Eine junge Frau, die im Sonnenlicht auf einem kleinen Marktplatz Violine spielt, hinter ihr eine Touristengruppe. Über dieser Szene thront eine mächtige Festung aus dem 11. Jahrhundert. Das portugiesische Guimaraes weiß sich zu inszenieren. Es will Künstler anlocken.

Von Robert B. Fishman | 06.04.2012
    Um einen großen alten Holztisch sitzen unter der stuckverzierten Decke rund zehn junge Leute beim Essen. Aus verschiedenen Schalen und Schälchen gibt es Salate, Reis, Kartoffeln und gebratenes Fleisch, dazu Wasser, Saft und Wein. Jeder hat etwas mitgebracht. Aus einer Laune heraus macht einer von ihnen mit dem Mund Geräusche, der Nächste packt seine Ukulele aus und spielt dazu, die anderen klopfen mit Gabeln und Löffeln den Takt auf Teller und Töpfe. Eine spontane Session im "Circulo de Arte y Recreio", dem "Kreis für Entspannung Kunst" am Rande der Altstadt von Guimaraes.

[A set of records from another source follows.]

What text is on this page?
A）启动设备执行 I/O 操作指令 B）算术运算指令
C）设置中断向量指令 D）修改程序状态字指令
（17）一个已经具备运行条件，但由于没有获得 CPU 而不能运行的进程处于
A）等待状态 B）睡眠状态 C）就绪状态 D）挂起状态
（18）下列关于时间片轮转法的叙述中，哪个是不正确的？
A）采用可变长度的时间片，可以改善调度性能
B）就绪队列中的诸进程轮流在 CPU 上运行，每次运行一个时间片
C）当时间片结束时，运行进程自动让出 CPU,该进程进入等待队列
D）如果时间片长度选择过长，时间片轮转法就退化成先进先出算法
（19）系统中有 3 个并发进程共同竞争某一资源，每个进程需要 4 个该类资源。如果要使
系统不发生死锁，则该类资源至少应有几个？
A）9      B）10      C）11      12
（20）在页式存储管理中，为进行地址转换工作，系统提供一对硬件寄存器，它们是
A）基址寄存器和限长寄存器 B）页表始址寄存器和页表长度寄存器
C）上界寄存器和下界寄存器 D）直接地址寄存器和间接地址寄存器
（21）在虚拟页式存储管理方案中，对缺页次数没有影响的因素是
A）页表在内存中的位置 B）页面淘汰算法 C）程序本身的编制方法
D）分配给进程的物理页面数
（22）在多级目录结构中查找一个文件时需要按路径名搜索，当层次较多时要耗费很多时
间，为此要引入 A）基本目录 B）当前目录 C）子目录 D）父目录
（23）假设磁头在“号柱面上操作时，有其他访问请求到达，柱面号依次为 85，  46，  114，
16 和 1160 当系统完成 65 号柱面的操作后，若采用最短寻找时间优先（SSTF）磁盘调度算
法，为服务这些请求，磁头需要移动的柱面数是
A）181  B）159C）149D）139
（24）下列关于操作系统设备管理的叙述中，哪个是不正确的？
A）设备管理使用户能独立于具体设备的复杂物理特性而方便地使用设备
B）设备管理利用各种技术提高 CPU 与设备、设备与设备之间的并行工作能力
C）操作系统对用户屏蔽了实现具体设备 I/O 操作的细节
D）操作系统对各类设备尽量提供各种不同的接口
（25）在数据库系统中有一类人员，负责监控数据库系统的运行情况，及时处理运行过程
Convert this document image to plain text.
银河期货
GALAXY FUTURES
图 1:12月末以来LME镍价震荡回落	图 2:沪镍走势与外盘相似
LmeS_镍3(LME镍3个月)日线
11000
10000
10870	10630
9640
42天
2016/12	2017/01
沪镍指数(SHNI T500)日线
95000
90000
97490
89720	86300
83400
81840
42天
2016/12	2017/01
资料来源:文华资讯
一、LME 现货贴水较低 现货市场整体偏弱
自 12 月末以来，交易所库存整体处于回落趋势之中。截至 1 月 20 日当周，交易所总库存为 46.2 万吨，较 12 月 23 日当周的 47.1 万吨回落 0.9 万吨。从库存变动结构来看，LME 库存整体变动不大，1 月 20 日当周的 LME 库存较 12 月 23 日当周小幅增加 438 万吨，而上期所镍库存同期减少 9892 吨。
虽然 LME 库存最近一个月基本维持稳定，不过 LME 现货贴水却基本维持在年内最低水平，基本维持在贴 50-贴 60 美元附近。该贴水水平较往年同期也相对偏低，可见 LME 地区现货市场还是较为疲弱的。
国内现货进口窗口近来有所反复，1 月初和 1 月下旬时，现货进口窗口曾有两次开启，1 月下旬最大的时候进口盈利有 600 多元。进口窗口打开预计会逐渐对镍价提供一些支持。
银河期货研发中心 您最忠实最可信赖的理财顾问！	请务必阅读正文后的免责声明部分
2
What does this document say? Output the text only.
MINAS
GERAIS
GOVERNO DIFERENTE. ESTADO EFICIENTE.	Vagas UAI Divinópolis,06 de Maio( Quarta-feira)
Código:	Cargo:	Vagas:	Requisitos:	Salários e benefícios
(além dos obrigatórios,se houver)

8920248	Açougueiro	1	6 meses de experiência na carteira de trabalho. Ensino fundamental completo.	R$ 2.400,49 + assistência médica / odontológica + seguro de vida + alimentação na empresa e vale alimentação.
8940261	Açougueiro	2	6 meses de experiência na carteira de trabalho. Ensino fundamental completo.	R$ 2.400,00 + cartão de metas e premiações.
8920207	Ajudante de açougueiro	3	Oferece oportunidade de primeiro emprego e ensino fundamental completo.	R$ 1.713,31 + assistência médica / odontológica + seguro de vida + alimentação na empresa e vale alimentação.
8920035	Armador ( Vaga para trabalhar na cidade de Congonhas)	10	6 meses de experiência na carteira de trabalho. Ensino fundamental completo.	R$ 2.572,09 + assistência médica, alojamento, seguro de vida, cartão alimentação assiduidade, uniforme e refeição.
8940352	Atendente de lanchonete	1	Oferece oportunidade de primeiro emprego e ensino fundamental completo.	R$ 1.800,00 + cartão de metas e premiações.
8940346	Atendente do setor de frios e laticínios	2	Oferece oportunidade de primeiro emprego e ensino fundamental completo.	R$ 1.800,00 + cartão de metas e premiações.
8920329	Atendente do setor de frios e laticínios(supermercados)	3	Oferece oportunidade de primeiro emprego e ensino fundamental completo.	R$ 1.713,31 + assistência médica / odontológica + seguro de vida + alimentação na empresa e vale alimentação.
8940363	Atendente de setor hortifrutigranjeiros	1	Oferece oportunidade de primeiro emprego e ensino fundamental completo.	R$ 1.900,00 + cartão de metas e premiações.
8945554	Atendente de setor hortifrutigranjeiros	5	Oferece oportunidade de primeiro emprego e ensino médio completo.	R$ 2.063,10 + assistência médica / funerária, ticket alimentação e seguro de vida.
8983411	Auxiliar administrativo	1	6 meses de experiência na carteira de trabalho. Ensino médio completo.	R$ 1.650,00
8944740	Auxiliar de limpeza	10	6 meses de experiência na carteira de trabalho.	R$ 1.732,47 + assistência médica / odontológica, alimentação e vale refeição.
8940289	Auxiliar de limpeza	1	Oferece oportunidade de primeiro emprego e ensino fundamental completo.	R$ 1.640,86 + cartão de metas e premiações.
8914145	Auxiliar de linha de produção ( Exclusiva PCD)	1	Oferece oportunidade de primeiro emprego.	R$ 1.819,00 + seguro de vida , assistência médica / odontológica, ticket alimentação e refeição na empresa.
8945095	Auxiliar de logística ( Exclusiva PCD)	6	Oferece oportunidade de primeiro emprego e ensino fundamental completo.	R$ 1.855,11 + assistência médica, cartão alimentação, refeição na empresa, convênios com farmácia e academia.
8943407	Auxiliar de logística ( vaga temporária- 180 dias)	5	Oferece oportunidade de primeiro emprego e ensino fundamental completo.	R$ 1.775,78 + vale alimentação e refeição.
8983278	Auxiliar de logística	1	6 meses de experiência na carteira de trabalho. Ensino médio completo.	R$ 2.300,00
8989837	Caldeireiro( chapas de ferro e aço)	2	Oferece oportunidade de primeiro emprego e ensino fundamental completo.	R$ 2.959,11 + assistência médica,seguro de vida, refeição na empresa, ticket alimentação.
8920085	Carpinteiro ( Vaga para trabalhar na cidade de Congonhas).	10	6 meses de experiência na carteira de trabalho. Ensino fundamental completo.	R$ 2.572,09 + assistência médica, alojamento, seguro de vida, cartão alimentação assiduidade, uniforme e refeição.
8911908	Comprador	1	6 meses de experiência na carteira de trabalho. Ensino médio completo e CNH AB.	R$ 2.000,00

    Das schon etwas baufällige alte Bürgerhaus mit den hohen Stuckdecken und den alten, dunklen Eichenholztüren gehört dem gleichnamigen Kulturverein. Unten im Erdgeschoss proben verschiedene Bands, ein junger Mann gibt Schlagzeugunterricht. Oben in der ersten Etage gelangt man über eine alte Holztreppe zu einem kleinem Büro, einem weiterem Zimmer mit einem alten Flügel und zu einer gemütlichen Kneipe.

    Fatinha, eine feingliedrige, schlanke Frau Mitte 50, schlägt sich als Sängerin, Schauspielerin und Künstlerin durchs Leben. Mit ihrem Vater, einem bekannten Profifußballer der beim örtlichen Verein Vittoria Guimaraes anheuerte, kam sie vor vielen Jahren aus Brasilien nach Portugal. Fatinhas Mission: Sie will den Künstlern in der Stadt Gehör, Stimme und einen Markt verschaffen.

    "Ich möchte, dass sie von ihrer Arbeit leben können. Früher sind die Künstler hungrig gestorben. Daran hat sich nicht viel geändert. Auch heute verdienen sie nicht einmal das Geld, um ihre Miete zu bezahlen. Jetzt haben wir hier auf dem Platz zwar diesen kleinen Künstlermarkt. Aber wir brauchen mehr davon."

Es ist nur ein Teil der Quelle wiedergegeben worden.